She says because they are located close to the interstate there are a lot of calls and they are also at the border of Arlington and Alexandria so get a lot of requests for mutual aid. Holt adds they are up most nights 3-4 times and have to learn to sleep when they can. Currently they are also training to be a tech response company. ”We have to be able to go to car extractions, building collapses, trench response, rope rescue."

It has been just about an hour, and the chowder is ready. Holt calls into the speaker, "Dinner — get it now. Come on." Tonight she has set out seven bowls. Firefighters grab a bowl and head to the stove to ladle out a portion and grab a roll. Holt says everyone puts in $10 each day to cover lunch and dinner. Dalton says that some of the stations have good cooks and good shoppers while some have bad cooks and shoppers and some have excellent cooks who blow the budget." Holt estimates she spent about $30 on the ingredients for the chowder.

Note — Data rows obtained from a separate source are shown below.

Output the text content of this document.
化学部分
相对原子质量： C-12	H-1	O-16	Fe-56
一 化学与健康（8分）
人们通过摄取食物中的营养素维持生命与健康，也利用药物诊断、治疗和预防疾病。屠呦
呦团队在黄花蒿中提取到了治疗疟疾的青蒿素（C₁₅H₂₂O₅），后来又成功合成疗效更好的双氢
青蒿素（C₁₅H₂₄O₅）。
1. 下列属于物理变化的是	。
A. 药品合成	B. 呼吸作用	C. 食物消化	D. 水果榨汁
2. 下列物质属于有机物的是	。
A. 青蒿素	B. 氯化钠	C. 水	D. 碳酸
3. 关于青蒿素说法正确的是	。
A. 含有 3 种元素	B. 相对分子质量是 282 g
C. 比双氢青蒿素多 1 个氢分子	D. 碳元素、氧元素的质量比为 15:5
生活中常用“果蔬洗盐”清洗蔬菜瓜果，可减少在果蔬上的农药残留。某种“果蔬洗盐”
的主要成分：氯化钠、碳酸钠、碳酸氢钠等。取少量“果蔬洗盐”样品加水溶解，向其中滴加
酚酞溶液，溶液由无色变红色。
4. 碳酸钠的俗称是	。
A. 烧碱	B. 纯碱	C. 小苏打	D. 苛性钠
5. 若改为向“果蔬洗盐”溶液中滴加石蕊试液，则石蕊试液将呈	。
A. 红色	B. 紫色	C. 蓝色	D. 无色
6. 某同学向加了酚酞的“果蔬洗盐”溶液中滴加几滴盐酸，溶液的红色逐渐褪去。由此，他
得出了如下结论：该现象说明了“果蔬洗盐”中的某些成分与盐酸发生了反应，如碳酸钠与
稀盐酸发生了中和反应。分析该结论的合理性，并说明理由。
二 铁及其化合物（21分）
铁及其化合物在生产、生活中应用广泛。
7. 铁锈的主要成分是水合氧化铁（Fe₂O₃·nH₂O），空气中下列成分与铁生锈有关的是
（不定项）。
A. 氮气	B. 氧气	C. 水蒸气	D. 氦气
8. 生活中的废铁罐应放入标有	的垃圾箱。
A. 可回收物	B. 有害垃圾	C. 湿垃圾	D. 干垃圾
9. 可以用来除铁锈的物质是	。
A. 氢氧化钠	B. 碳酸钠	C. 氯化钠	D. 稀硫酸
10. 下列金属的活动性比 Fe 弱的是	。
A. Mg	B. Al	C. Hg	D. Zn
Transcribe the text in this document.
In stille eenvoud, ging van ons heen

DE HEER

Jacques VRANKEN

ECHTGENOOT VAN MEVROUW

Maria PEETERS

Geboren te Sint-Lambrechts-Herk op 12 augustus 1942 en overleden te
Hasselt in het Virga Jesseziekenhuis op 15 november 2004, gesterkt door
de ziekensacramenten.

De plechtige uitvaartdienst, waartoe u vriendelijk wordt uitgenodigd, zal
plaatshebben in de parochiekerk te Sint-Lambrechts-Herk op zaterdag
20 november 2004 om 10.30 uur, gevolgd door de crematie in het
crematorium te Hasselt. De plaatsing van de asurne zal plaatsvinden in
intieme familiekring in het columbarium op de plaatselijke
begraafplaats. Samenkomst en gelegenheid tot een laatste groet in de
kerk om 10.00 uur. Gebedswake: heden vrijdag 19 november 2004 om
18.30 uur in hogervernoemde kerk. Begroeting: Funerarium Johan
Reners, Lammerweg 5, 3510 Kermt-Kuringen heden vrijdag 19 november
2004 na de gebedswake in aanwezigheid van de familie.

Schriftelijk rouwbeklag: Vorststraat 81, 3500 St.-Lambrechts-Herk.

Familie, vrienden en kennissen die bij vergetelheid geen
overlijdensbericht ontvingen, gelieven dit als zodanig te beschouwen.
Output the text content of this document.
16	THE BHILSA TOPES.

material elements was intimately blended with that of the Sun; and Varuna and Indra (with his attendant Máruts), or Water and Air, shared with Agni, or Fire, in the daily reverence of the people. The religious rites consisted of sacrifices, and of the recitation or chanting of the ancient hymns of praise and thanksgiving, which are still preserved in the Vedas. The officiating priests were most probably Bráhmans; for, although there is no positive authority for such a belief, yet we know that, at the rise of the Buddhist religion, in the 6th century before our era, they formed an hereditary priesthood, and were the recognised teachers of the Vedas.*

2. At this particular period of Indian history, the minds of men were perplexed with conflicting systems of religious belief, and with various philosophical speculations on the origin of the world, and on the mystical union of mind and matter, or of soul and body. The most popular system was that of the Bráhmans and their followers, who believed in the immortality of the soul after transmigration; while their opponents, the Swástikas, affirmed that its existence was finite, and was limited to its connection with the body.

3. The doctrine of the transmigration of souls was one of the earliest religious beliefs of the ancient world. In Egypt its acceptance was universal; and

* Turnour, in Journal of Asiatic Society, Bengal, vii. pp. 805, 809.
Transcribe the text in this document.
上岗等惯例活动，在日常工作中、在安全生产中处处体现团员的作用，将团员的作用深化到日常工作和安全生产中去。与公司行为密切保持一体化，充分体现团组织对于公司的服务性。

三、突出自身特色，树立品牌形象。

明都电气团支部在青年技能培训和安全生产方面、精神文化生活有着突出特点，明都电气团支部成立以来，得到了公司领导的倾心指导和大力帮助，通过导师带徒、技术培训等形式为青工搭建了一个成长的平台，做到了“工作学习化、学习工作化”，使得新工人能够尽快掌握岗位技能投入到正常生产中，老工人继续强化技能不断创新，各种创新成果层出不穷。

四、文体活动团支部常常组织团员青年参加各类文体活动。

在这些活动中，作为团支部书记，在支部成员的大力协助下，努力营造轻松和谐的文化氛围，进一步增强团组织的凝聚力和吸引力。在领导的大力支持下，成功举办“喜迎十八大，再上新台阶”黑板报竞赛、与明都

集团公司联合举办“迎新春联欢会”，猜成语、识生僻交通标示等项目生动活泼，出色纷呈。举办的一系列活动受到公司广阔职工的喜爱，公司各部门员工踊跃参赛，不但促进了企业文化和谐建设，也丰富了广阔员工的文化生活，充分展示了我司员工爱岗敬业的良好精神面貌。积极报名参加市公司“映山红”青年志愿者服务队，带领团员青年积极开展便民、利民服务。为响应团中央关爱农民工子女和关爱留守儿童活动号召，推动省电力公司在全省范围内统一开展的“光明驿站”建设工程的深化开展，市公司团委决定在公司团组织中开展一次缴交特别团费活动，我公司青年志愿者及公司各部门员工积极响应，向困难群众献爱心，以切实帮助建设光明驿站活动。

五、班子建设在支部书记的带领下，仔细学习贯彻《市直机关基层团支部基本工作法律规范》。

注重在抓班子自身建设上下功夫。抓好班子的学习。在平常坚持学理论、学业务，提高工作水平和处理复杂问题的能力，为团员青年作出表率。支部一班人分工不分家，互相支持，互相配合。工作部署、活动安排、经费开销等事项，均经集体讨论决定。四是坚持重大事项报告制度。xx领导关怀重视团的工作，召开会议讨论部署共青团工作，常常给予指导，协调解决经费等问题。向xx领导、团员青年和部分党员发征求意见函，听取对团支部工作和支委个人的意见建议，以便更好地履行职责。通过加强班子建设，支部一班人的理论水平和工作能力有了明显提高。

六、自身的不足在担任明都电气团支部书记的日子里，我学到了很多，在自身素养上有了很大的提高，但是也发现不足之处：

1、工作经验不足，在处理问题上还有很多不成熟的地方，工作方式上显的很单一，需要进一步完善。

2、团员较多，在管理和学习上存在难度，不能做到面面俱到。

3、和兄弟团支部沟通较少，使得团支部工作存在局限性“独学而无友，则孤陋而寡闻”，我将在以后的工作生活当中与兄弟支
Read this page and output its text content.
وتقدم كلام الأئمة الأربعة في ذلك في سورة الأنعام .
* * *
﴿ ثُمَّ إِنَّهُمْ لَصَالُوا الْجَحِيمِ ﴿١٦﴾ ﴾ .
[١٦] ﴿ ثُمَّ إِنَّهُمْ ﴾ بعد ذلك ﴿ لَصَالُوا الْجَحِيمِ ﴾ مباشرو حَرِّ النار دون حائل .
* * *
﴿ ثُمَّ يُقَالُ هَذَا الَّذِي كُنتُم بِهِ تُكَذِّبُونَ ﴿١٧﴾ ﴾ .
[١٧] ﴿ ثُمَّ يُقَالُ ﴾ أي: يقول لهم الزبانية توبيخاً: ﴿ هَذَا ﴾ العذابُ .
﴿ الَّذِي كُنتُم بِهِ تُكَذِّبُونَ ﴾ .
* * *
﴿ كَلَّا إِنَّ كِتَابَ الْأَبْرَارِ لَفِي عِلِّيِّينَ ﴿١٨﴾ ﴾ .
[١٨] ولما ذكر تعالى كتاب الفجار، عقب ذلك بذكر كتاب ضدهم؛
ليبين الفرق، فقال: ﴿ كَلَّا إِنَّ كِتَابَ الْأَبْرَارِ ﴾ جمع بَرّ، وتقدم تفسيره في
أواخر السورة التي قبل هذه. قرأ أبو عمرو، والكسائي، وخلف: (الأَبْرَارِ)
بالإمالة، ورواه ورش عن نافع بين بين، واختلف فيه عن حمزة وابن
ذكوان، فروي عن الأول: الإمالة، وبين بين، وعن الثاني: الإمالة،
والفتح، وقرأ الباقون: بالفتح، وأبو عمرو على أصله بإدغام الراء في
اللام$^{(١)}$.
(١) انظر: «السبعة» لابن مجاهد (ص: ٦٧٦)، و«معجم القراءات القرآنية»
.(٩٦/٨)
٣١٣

Holt said she started cooking when she was a child and she and her brother made a lot of their meals. She started working in a restaurant when she was 14 years old and then worked in a number of different restaurants where she picked up her skills. "And I'm a picky eater but my taste buds have expanded."

She has been a firefighter for 10 years and just recently moved from ladder trucks to engines where she rides on the left side in back. She says she grew up with firefighters; her neighbor was the chief. Holt said, "I like this job — being out in the community."